Scalfire, anche solo leggermente, queste speranze può rappresentare un danno di enorme entità. Può significare frustrare le concrete ambizioni di veder confermate dalle Istituzioni almeno parte delle prospettate e partecipate progettazioni. Di quelle più ambiziose e traccianti le maggiori discontinuità con il passato. L'innesco di una mina all'interno delle relazioni politica-società.
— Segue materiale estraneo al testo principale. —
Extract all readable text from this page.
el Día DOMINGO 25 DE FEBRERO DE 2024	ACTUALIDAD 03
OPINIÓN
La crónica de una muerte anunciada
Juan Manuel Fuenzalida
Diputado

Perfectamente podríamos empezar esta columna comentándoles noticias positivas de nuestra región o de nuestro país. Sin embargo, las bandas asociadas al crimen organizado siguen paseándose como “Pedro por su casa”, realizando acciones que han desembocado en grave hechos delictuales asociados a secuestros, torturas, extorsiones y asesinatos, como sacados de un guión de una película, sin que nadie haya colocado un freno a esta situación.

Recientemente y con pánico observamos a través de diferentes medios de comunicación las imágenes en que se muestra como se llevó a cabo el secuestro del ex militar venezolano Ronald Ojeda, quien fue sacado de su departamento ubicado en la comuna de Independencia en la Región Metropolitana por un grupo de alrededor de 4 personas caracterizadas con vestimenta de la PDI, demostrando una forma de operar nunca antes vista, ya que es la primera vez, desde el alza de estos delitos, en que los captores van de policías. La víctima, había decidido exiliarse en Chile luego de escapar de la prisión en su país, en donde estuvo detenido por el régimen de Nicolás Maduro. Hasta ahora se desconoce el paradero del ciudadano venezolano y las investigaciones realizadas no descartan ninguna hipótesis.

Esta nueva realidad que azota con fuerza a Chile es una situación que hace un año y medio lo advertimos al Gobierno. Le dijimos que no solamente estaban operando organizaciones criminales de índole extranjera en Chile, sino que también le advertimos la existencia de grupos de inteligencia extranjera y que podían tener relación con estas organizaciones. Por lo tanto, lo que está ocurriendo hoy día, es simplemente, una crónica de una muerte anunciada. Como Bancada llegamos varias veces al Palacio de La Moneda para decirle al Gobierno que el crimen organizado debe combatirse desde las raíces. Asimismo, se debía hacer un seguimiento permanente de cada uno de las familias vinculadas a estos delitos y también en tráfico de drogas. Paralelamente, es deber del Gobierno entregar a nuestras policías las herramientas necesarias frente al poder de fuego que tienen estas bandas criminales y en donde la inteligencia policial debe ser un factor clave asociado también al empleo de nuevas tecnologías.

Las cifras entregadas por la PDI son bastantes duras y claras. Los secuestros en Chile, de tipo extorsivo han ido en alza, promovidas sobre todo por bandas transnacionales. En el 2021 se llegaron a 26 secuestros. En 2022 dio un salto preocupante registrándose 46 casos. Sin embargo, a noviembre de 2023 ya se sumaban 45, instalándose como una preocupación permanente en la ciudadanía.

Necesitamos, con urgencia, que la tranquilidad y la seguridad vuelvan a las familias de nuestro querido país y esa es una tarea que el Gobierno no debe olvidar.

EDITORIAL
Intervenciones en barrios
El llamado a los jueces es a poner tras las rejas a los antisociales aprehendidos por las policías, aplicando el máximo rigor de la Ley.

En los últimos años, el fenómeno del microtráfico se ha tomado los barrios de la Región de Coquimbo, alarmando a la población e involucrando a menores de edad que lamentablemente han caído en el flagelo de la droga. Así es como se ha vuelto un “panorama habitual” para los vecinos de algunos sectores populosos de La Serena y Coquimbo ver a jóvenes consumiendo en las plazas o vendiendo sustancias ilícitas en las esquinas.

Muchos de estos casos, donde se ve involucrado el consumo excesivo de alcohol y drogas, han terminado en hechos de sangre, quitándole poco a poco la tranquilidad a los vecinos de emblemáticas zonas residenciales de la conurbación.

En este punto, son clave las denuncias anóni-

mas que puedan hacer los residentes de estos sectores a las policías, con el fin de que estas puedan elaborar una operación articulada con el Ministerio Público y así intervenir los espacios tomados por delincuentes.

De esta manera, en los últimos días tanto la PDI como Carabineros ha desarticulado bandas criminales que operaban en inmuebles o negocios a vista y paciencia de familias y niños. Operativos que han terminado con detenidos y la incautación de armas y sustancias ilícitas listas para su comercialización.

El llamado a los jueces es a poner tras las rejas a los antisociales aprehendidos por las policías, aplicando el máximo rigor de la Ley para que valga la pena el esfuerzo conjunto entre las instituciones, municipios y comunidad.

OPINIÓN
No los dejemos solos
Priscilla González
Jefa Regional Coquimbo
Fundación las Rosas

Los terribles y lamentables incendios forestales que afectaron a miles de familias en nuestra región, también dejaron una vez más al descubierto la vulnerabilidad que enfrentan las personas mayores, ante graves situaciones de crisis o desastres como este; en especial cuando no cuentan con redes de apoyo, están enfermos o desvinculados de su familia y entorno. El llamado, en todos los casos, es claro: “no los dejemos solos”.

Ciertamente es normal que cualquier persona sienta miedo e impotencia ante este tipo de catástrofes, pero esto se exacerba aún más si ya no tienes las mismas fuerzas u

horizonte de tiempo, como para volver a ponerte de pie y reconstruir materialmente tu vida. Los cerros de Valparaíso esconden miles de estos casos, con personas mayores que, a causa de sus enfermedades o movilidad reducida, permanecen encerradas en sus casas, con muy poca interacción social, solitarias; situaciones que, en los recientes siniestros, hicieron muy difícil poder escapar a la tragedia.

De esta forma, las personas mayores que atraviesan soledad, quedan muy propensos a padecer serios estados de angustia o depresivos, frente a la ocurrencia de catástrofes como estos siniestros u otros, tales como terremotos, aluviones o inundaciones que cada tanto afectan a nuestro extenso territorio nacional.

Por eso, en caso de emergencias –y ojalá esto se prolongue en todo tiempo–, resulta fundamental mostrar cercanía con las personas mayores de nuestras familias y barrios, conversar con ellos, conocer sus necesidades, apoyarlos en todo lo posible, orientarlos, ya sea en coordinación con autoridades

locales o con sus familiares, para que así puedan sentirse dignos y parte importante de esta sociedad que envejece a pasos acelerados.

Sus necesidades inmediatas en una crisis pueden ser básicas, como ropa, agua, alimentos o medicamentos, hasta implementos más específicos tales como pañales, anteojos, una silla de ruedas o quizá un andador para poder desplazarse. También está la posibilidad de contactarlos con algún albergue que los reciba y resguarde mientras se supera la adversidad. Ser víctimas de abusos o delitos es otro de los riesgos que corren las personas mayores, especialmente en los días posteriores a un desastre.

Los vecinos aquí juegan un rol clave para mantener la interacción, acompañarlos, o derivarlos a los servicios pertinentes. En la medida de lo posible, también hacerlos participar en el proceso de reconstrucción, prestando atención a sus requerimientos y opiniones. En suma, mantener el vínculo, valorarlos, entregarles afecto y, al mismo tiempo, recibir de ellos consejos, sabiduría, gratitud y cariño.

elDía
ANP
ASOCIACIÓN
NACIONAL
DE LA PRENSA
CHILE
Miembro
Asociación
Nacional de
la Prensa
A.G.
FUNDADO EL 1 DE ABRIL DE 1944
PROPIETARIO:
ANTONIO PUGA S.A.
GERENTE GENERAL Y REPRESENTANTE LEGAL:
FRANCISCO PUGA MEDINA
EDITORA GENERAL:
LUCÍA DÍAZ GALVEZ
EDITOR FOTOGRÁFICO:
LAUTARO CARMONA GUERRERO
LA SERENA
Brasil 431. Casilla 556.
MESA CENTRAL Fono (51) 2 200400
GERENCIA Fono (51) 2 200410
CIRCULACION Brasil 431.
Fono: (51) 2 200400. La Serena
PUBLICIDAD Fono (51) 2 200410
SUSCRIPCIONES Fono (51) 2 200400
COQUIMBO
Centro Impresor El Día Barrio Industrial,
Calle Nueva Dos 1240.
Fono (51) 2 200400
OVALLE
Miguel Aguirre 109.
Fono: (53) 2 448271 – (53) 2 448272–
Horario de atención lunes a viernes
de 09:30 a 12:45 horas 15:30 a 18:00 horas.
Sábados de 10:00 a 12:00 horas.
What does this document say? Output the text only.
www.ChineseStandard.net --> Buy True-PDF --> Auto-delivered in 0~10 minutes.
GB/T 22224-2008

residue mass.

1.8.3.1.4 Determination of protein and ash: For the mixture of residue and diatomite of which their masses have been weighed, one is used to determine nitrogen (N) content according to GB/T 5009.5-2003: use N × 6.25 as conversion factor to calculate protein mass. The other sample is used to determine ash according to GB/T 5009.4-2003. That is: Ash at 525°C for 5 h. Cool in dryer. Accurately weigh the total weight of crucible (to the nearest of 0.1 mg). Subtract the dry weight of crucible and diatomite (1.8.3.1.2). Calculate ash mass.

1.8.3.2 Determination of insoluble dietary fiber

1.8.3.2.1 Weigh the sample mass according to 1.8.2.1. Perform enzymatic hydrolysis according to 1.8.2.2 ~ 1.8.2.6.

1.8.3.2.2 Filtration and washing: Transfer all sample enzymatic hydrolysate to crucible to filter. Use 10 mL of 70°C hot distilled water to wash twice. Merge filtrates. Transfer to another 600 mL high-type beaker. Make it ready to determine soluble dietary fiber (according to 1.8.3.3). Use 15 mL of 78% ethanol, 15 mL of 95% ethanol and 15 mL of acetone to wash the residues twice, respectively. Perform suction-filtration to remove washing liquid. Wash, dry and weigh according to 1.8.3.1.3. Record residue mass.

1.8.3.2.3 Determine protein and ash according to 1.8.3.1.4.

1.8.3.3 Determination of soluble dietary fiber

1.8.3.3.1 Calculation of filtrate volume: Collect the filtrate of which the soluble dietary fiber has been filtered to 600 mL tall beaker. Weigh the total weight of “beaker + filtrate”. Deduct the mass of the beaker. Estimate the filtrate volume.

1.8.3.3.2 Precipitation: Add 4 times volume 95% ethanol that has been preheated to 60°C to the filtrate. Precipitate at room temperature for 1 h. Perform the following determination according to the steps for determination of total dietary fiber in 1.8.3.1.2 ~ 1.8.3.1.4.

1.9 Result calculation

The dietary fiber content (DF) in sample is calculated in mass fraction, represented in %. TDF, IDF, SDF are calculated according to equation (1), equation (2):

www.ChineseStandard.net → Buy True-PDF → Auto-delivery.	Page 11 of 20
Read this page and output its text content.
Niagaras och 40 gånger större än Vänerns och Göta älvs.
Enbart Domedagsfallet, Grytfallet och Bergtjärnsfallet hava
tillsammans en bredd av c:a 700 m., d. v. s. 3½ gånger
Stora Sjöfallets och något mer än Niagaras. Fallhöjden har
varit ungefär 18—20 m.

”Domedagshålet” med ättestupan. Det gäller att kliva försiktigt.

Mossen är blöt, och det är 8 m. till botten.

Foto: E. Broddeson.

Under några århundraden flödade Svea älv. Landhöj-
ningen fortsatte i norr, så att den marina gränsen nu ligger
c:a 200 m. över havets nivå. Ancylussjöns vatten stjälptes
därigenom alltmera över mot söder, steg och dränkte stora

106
Tanto più che questo ceto sociale è di fatto la vera forza motrice di una politica seria e autorevole. Ha sopportato e ha combattuto con fatica il passaggio che si è vissuto negli ultimi anni in Italia dalla politica come «progetto per il futuro» alla politica come «produzione di fantasmagorica promessa senza ritorno». Potrebbe proprio per questo perdere parte della sua forza di cemento sociale. Non si tratta di conservare da una parte o dall'altra dello schieramento partitico un pezzo di società (questione legittima ma decisamente meno rilevante), quanto piuttosto di dargli risposte perché non vengano portati fuori dal recinto della Politica (quella con la p maiuscola) gli interrogativi a cui giustamente e coerentemente questa parte nobile di società cerca soluzione.

La partita che si gioca su questo fronte anima ragioni, sentimenti e idealità ben più profondi di quanto all'apparenza ci possano sembrare. Dobbiamo rendercene conto e presto.